When my grandfather passed away, my wife insisted we take a family photo at the wake. My family was shocked at the suggestion — wrong time, wrong place, and a strange thing to do at a wake. Yet, somehow, my wife managed to talk everyone into it.  She pulled out a camera and snapped a photo of my grandmother surrounded by her children and grandchildren.

More than thirty years later, almost everyone in the photo is gone, and I am so grateful that we took that amateur picture. It’s the only photo I have of my side of the family. Without that photo, my sons, who were both born after my grandmother passed away, would not have an image of their great-grandmother. They would not be able to put a beaten down face to the story of my grandmother, a woman, who survived the siege of Leningrad, the loss of her first baby to starvation and who would survive and go on to have two more sons and three grandchildren.

The first professional family photo I was ever in was taken at a family wedding with my soon-to-be wife’s side of the family. Coincidentally, it was also the first time that I came to the US. In that photo, I don’t look good. The photo shows a disheveled, startled me, looking like a deer in headlights. That same group took another family photo the following year, this time at my own wedding. I look a little better but still quite startled—but what do you expect? It was my wedding!


My wife’s clan has continued to take family photos every year. It’s always a challenge to get everyone together, as the family at one point consisted of 17 people (from newborns to my wife’s 90-year-old grandmother) spread across two continents and three counties. There is always complaining — first the kids were too small and we had to schedule the photo around their naps, then the kids grew and became teens and oh how they whined about having their pictures taken — but even so, we still managed to get it done. Every year.

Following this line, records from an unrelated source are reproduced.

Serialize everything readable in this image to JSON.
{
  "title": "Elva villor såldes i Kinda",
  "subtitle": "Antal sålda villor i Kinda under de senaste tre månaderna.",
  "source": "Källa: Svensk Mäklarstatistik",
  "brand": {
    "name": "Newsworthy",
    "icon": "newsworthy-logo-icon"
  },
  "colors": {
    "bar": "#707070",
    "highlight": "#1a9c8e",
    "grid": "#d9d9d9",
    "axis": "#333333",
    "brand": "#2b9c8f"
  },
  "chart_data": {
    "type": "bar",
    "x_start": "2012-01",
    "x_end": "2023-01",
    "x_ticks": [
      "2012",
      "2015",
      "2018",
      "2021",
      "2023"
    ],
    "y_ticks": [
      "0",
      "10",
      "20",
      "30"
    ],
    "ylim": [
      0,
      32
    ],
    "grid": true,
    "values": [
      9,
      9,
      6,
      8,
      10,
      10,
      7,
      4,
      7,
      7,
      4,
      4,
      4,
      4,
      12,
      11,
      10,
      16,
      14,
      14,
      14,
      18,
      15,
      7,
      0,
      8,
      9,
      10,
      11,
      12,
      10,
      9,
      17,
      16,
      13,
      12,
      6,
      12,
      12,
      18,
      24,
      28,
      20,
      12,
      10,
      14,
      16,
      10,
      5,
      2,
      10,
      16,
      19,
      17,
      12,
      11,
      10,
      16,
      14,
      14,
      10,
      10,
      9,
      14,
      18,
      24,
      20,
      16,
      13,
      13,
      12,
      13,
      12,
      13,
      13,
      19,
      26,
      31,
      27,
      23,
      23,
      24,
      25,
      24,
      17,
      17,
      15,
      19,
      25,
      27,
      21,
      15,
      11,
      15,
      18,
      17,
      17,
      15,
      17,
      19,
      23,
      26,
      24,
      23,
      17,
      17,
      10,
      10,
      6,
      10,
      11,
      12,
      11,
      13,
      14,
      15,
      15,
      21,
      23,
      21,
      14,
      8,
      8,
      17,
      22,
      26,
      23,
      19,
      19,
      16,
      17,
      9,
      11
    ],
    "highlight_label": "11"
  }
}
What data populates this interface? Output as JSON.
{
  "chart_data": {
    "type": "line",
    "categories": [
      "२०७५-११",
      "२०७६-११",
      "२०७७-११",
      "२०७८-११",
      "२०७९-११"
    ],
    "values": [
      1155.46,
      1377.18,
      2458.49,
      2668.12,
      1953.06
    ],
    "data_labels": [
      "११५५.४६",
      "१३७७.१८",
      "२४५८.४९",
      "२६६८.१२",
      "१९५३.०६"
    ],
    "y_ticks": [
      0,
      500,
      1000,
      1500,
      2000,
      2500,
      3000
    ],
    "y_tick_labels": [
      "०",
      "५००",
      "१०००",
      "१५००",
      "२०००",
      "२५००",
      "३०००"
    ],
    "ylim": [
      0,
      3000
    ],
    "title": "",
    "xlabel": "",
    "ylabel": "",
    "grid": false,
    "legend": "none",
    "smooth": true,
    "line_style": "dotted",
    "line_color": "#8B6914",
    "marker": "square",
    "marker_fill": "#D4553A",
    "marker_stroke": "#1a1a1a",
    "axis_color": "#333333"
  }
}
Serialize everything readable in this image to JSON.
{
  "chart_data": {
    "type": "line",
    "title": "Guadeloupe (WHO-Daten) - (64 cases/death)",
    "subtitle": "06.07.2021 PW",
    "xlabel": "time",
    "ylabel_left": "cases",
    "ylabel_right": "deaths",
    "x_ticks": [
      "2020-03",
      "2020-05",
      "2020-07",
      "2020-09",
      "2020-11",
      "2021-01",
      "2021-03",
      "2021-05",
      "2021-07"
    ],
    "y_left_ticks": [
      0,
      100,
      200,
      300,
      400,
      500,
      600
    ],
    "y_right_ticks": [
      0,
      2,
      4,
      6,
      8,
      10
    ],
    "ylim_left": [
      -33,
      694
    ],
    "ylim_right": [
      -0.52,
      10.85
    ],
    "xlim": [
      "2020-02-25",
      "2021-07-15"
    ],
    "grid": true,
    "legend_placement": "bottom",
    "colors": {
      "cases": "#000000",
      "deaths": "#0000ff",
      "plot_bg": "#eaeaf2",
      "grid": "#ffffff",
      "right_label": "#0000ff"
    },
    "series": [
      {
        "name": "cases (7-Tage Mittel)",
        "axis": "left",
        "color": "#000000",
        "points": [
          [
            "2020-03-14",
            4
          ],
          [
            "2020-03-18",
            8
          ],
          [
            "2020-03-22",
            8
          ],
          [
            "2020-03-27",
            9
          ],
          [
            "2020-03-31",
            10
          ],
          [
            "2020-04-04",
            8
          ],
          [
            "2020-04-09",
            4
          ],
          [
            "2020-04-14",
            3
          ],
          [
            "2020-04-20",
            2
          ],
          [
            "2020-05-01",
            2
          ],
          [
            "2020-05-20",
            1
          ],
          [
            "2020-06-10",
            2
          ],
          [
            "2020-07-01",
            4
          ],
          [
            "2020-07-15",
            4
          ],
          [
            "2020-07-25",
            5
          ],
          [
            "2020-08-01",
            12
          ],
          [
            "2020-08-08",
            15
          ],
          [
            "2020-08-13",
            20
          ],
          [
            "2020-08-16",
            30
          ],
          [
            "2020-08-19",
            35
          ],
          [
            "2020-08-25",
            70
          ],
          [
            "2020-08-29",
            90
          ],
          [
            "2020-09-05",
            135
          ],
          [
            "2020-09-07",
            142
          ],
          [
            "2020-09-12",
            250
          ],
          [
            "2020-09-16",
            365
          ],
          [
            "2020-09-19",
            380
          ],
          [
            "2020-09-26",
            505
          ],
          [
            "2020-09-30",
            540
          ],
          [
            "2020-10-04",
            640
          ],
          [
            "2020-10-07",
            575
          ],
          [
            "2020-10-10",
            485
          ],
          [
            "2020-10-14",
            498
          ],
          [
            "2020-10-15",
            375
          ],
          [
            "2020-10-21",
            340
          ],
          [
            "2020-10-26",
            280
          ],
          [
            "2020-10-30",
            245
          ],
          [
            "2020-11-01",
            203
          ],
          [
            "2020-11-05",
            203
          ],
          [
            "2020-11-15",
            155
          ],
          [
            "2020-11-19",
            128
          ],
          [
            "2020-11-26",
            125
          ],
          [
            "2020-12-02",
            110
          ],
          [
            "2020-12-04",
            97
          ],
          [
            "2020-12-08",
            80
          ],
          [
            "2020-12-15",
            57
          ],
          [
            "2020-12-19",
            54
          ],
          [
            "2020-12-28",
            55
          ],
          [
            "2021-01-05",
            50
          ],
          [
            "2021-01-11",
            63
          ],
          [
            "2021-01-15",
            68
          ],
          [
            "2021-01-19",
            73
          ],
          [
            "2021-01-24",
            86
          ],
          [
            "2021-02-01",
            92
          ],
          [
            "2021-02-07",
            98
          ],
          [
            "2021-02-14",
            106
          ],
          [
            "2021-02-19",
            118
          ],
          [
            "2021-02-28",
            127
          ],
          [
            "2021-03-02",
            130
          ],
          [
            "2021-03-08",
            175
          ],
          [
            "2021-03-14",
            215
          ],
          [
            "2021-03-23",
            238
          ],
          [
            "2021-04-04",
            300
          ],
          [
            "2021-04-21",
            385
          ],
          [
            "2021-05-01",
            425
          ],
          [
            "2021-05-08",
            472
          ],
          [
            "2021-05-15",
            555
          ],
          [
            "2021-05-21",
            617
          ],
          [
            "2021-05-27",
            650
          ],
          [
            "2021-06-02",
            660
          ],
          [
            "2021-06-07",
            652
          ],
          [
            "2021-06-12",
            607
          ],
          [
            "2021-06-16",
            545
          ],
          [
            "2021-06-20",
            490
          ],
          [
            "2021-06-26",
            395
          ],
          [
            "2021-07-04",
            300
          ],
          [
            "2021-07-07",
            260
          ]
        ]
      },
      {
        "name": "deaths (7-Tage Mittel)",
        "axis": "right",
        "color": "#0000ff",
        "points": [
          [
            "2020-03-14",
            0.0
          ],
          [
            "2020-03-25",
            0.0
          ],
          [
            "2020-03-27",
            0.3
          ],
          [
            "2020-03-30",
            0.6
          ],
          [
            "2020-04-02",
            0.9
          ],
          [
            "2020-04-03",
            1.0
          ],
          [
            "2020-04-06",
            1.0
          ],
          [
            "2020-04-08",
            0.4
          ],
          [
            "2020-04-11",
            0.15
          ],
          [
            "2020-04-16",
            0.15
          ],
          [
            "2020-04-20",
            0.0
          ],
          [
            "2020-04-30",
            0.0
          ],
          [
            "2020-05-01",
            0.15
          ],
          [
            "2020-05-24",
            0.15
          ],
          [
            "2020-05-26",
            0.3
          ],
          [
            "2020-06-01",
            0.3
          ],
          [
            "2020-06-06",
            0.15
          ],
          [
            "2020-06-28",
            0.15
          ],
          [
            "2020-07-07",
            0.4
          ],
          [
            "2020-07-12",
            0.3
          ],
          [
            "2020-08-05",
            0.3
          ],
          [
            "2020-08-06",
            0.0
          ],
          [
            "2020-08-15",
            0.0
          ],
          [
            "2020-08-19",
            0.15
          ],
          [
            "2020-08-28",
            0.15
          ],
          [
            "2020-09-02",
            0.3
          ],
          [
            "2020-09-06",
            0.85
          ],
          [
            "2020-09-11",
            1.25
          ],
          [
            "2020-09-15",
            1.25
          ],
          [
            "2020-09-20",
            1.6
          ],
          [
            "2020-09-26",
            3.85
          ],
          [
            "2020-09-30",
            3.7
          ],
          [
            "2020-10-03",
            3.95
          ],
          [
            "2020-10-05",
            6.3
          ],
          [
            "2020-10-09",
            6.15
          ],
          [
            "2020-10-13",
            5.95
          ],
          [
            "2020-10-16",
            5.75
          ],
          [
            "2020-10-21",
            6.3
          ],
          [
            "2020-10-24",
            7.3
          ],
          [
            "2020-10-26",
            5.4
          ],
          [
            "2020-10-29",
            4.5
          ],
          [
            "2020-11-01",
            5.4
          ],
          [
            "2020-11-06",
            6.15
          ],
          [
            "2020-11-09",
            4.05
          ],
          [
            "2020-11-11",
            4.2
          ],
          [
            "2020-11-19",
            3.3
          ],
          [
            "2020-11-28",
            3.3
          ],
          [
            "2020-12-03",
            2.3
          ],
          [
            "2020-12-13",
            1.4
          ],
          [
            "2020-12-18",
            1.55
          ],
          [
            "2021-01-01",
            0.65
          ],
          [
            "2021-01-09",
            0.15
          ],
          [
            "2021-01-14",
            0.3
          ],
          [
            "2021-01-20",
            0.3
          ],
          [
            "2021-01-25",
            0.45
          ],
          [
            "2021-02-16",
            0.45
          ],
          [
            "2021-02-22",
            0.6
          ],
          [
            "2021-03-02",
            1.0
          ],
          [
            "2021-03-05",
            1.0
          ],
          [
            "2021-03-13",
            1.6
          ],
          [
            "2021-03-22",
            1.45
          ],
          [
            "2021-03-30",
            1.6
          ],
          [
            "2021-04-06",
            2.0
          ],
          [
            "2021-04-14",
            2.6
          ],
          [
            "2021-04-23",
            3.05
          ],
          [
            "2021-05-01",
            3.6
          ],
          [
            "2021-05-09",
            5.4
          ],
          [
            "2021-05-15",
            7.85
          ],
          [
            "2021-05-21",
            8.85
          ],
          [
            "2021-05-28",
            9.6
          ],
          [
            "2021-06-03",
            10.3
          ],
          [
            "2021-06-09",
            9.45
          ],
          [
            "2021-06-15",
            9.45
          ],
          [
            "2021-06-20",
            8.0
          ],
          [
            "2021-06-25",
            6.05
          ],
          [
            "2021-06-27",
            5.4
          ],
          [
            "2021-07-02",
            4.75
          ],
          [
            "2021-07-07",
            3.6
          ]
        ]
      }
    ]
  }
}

As a result, we have family portraits from the early 1990s to 2019.  These family pictures tell a story of a family that, like all families, is changing and evolving. It’s the story of children being born and growing up, of us growing old, of parents and grandparents here for the photo one year and then gone the next… And of 2020 and 2021, when there are no photos, That’s the story of a worldwide pandemic, when we could not get together — yet another chapter in our family story.


So if you don’t want to go through the trouble of getting the clan together for an annual photo , or are wondering whether it’s worth it, think of your family story. How will it be preserved for the future generations? How will your grandchildren, and then great-grandchildren know who you are, who you were, and who you are becoming? 

Someday, when your children have grown up, you’ll all look back fondly at all of the family pictures.. It will give you a chance to remember the summer when one of the kids lost his front tooth, or that year when the other kid hit a major growth spurt, or when you had a family meeting on whether to include a long-term girlfriend in the photo… You’ll document your family story as it changes over time.


Whether you hire a professional photographer (and I hope you do!) or have a friend take a photo with a phone, make a regular group photo part of your family’s tradition.